If $P_n$ is the distribution of $S_n$, is there any simple formula for $P_n$?
Thanks.
 A: I'm not sure there's a simple formulation for the distribution $P_n(k)$.
Let $P_n(k)$ have a $z$-transform defined by
$$
Q_n(z) = \sum_{k=0}^\infty P_n(k) z^k
$$
Let $\gamma = 1-\alpha-\beta$.  Then the distribution $P_{n+1}(k)$ is given by
$$
P_{n+1}(k) = \alpha P_n(k-1) + \beta P_n(k) + \gamma P_n(k+1), \qquad k \geq 1
$$
$$
P_{n+1}(0) = (\beta+\gamma) P_n(0) + \gamma P_n(1)
$$
Then
$$
\begin{align}
Q_{n+1}(z) & = \alpha zQ_n(z) + \beta Q_n(z) + \gamma P_n(0)

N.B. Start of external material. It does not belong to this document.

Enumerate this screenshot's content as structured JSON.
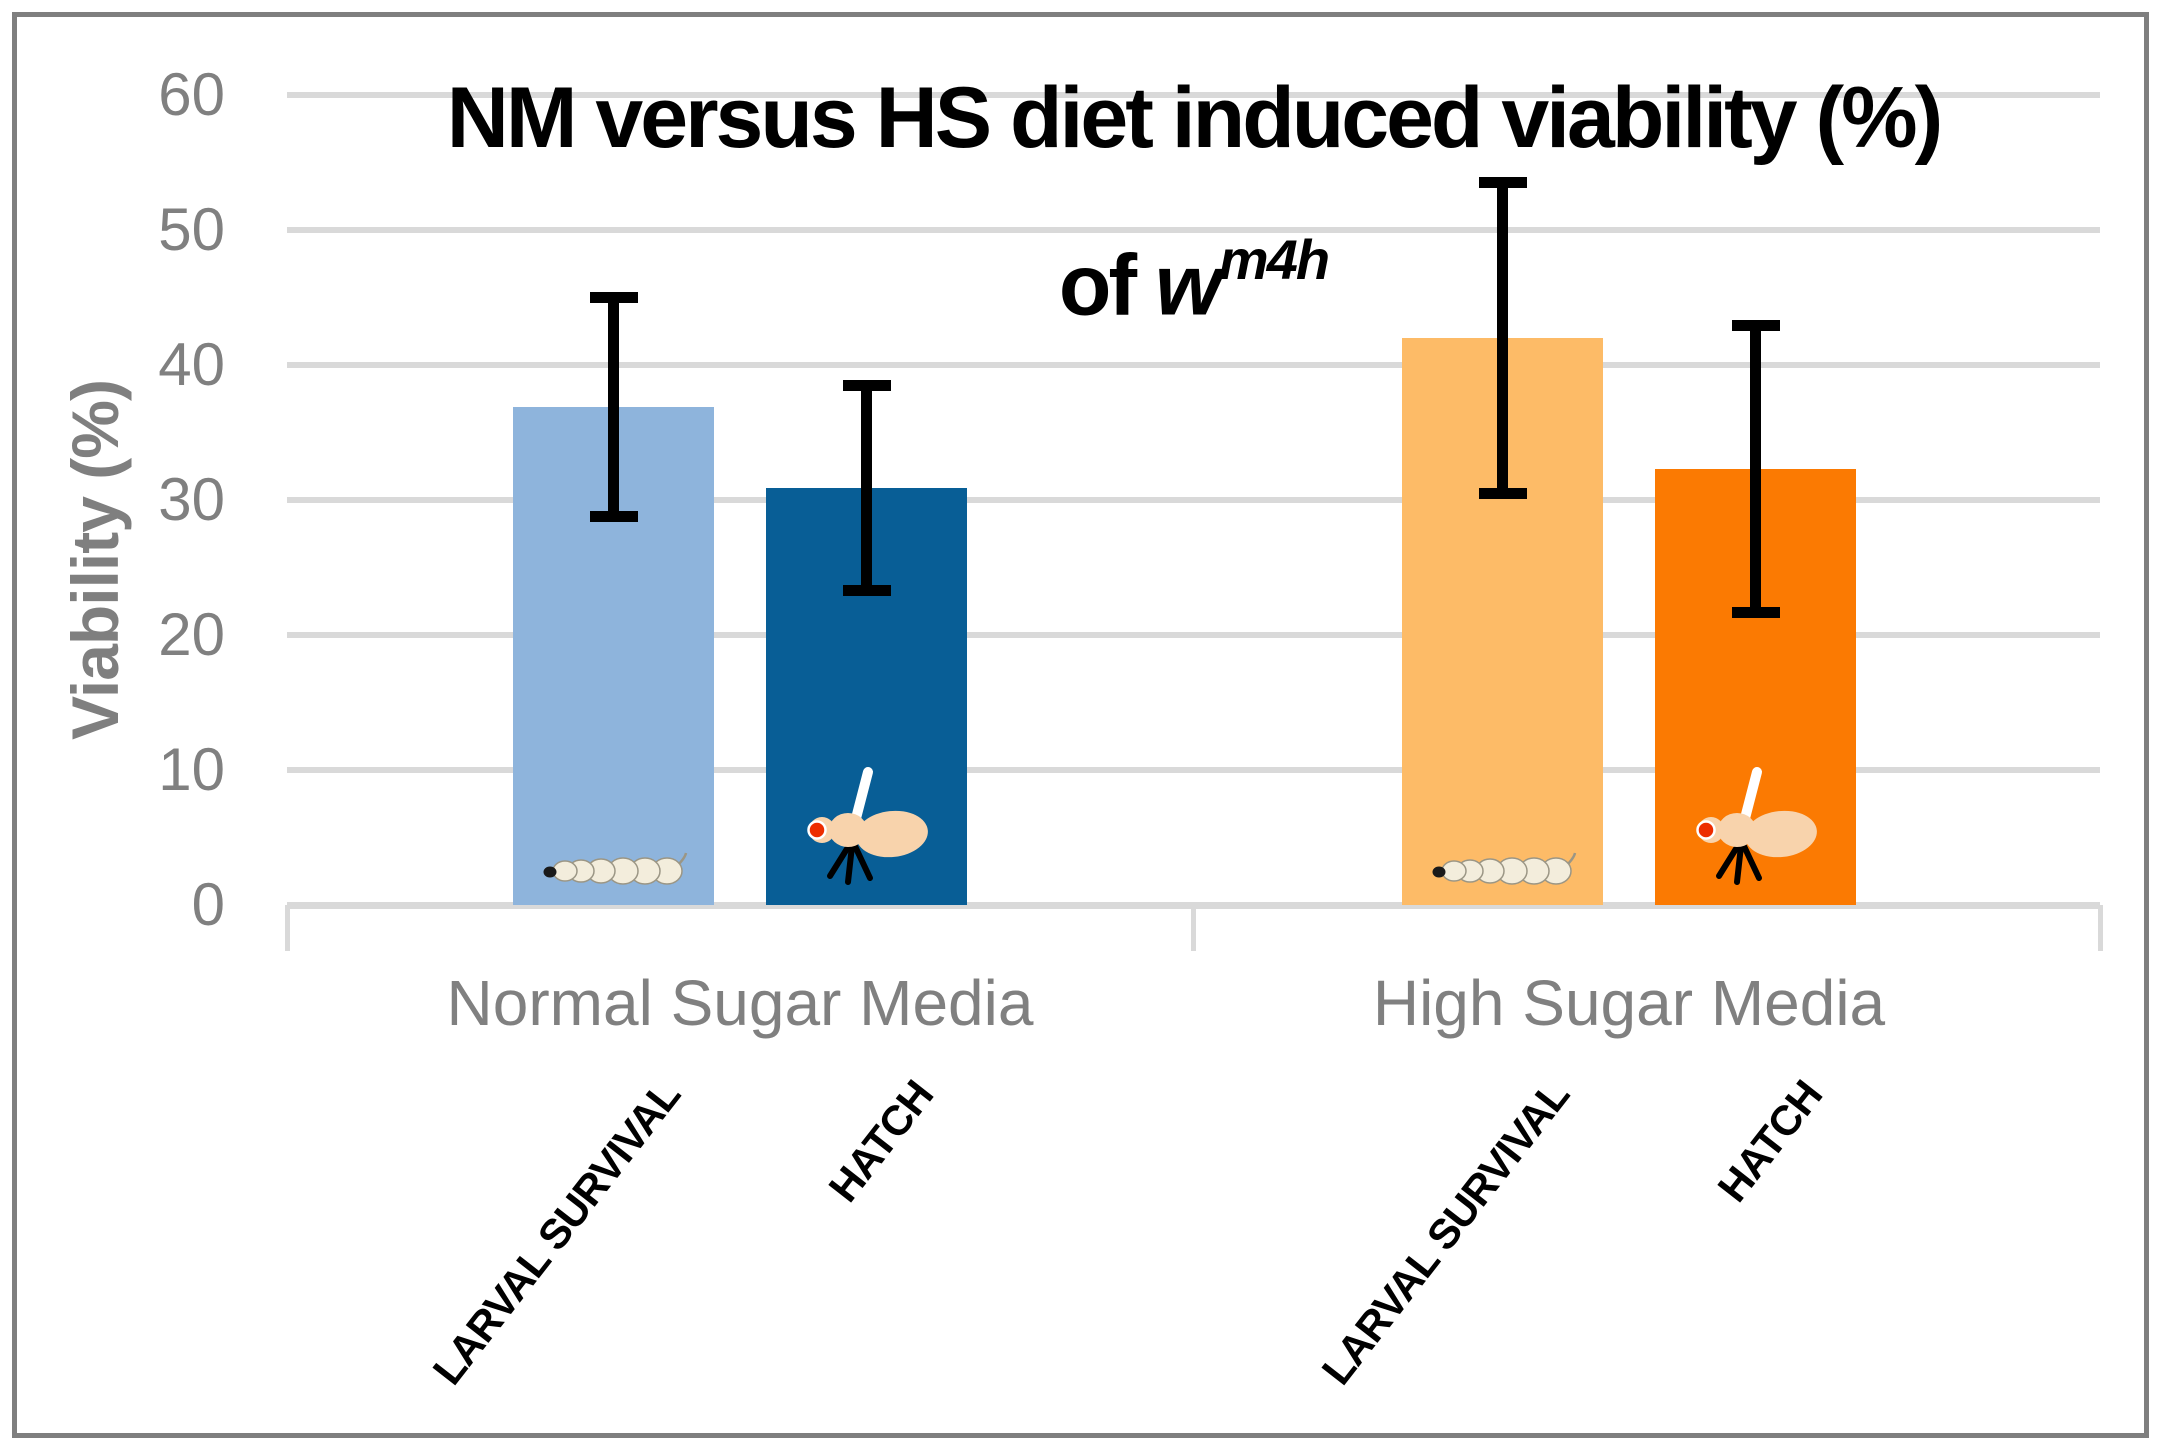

             + \frac{\gamma}{z} [Q_n(z) - P_n(0)] \\
           & = \Bigl(\alpha z+\beta+\frac{\gamma}{z}\Bigr) Q_n(z)
             + \Bigl(\gamma-\frac{\gamma}{z}\Bigr) P_n(0)
\end{align}
$$
Since $P_n(0) = Q_n(0)$, we can rewrite this slightly as
$$
\begin{align}
Q_{n+1}(z) & = \Bigl(\alpha z+\beta+\frac{\gamma}{z}\Bigr) Q_n(z)
             + \Bigl(\gamma-\frac{\gamma}{z}\Bigr) Q_n(0) \\
           & = \frac{(\alpha z^2+\beta z+\gamma) Q_n(z)
             + (\gamma z-\gamma) Q_n(0)}{z}
\end{align}
$$
However, I'm not sure one can do much with that recurrence.  One can get the equilibrium distribution $P_n(k) \to P(k)$, but that's more easily determined through the usual birth-death approach as
$$
P(k) = \Bigl(1-\frac{\alpha}{\gamma}\Bigr) \Bigl(\frac{\alpha}{\gamma}\Bigr)^k
$$
under the assumption that the system is ergodic (i.e., that $\alpha < \gamma$).